The settlers' only chance  
By Yair Sheleg
Haaretz, January 11, 2004

Among the Jewish majority in Israel, agreement is emerging not to allow the settlement project in Judea, Samaria and the Gaza Strip to lead Israel into the binational situation. The implication of such a scenario in the fairly near future is, of course, the loss of the Jewish majority. All the surveys show that a clear majority (even a "Jewish majority," for those who insist on one) today supports the evacuation of most of the settlements as part of a peace agreement. A large proportion of the public is even ready to accept their unilateral evacuation.
Therefore, those who would like this settlement project to continue - the settlers themselves and their supporters - are left with only one course of action: to shape a solution that will differentiate between the cessation of Israeli rule in the areas of Yesha (Judea-Samaria-Gaza) and the continued existence of the settlements there. To put it simply: to make possible the existence of Jewish settlements in an area that will be under Palestinian rule.

According to this thrust, Israeli citizens will be able to reside in the Palestinian state, just as the Israeli Arabs will be offered the possibility of choosing Palestinian citizenship. The two countries will be able to choose whether to create a meta-federative framework, in order to facilitate the ties between them. In any event, it's important that, even within a framework of that kind, the boundaries between the countries be well defined, so as to prevent a Palestinian slide into the area of Israeli sovereignty in a manner that will endanger the Jewish majority there.

This line of thought was put to the Israeli public as far back as the Oslo accords negotiations, though the Palestinian murderousness in the past few years of the confrontation suppressed support for ideas of this kind. The question is whether it is right to yield to murderousness, and because of it, uproot tens of thousands of people from their homes.

It's clear Palestinian agreement will be needed to implement a plan along these lines. The historical paradox is that it is the left-wing camp, the original camp of dialogue, that can choose the unilateral option to shape the solution it is proposing (even if it does not view the unilateral approach as a preferred option). In contrast, it is precisely the right-wing camp that, in order to realize its vision of settlement - even if not the vision of sovereignty, which has turned out to be impossible - needs dialogue with the Palestinians.

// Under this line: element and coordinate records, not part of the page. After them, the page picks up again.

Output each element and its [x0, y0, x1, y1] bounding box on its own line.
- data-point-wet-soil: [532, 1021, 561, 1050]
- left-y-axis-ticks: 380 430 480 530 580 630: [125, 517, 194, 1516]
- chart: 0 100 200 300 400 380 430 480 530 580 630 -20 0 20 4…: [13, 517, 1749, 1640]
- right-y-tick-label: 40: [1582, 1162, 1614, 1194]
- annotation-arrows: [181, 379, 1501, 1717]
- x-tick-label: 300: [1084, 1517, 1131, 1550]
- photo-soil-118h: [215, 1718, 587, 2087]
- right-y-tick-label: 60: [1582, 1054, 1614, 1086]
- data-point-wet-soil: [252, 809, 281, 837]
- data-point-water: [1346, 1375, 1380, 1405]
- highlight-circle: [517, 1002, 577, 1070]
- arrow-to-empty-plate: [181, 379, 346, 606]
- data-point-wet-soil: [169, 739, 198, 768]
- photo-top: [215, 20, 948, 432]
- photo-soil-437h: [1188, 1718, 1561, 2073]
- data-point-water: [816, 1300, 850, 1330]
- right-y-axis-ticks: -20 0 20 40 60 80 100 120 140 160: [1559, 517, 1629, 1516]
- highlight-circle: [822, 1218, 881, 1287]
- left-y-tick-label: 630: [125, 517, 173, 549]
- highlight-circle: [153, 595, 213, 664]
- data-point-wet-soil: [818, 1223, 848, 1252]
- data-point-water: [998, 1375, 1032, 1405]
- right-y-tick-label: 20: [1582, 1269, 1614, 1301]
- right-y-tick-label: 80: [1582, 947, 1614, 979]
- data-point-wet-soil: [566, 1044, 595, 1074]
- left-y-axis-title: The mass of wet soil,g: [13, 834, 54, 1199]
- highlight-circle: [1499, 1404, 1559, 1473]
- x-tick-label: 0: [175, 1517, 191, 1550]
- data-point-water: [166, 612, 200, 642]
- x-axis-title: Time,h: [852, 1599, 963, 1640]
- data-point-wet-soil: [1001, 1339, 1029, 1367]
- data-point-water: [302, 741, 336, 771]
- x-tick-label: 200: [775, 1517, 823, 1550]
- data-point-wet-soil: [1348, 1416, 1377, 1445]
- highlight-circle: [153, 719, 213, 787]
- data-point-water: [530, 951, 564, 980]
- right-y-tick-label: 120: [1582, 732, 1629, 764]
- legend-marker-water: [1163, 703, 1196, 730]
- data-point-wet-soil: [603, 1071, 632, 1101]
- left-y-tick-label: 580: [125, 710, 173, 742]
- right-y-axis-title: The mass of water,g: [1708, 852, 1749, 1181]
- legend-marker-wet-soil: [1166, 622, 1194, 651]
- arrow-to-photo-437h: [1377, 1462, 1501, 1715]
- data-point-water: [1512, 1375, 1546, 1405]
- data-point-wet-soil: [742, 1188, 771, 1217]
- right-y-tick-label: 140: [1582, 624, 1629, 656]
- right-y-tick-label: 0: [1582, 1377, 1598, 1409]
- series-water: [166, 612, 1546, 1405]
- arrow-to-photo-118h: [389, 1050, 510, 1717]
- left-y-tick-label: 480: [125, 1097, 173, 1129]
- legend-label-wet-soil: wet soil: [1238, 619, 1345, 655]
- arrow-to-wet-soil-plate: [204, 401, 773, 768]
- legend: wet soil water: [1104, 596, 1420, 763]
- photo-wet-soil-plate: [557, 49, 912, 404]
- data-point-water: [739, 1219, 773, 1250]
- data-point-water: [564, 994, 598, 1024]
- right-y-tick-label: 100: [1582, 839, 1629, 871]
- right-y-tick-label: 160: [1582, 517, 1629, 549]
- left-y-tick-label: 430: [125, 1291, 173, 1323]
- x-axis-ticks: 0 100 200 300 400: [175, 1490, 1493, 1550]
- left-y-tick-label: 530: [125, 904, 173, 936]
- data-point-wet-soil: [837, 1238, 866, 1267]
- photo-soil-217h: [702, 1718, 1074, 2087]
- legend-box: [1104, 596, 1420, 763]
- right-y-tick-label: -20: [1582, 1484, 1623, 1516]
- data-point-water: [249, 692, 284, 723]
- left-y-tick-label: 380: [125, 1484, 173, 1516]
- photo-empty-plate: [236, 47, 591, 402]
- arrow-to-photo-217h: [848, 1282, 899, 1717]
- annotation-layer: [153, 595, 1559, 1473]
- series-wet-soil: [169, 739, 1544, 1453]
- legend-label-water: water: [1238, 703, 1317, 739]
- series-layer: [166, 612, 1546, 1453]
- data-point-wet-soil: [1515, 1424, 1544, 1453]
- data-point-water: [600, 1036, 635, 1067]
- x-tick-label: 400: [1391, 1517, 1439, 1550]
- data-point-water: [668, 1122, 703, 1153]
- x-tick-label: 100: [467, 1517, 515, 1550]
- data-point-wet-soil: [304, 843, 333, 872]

Why should the Palestinians agree to this form of solution? Firstly, because it is clear that the political threat of resistance to withdrawal by the settlers and their supporters is the central factor preventing Israel from making Palestinian independence a reality. Secondly, because in a solution of this kind, it is easier for Israel to offer the Palestinians a state with borders as close as possible to the lines of 1967, whereas the track of uprooting settlements will oblige a smaller Palestinian state. On the other hand, it's clear the unilateral withdrawal must be present in the background as a warning that not under all circumstances will the status quo continue and that Israel will not allow itself to be dragged into the binational solution.

For Israel's part, it would be well advised to propose, indeed to demand, that the settlements remain intact, for a number of reasons. To begin with, it will make it easier for us to forgo control of parts of Yesha, while avoiding the dangers posed by a binational state. True, this scenario holds out a certain risk in the form of creating a mix between the countries and their citizens, but at least for now, the risk seems reasonable compared to the commitment urged by the settlers, to which all Israeli governments since 1967 have given their backing. It also holds out a prospect of averting the national trauma that will be entailed in the evacuation of tens of thousands of people.

The settlers, for their part, have to understand that consent to live in territory not under Israeli sovereignty is the clear condition for the possibility of remaining in their homes. In the present situation, in which Israeli society has tired of ruling in Yesha, the expectation is not only that they give their tacit consent to this solution, but that they lead it and enter into a dialogue with the Palestinians to work out the details of such an arrangement.

If the settlers refuse to accept this idea, as they have every political plan for a generation, they will have no one to complain to if, with deep regret but with an even deeper sense of necessity, a large portion of their project is lopped off.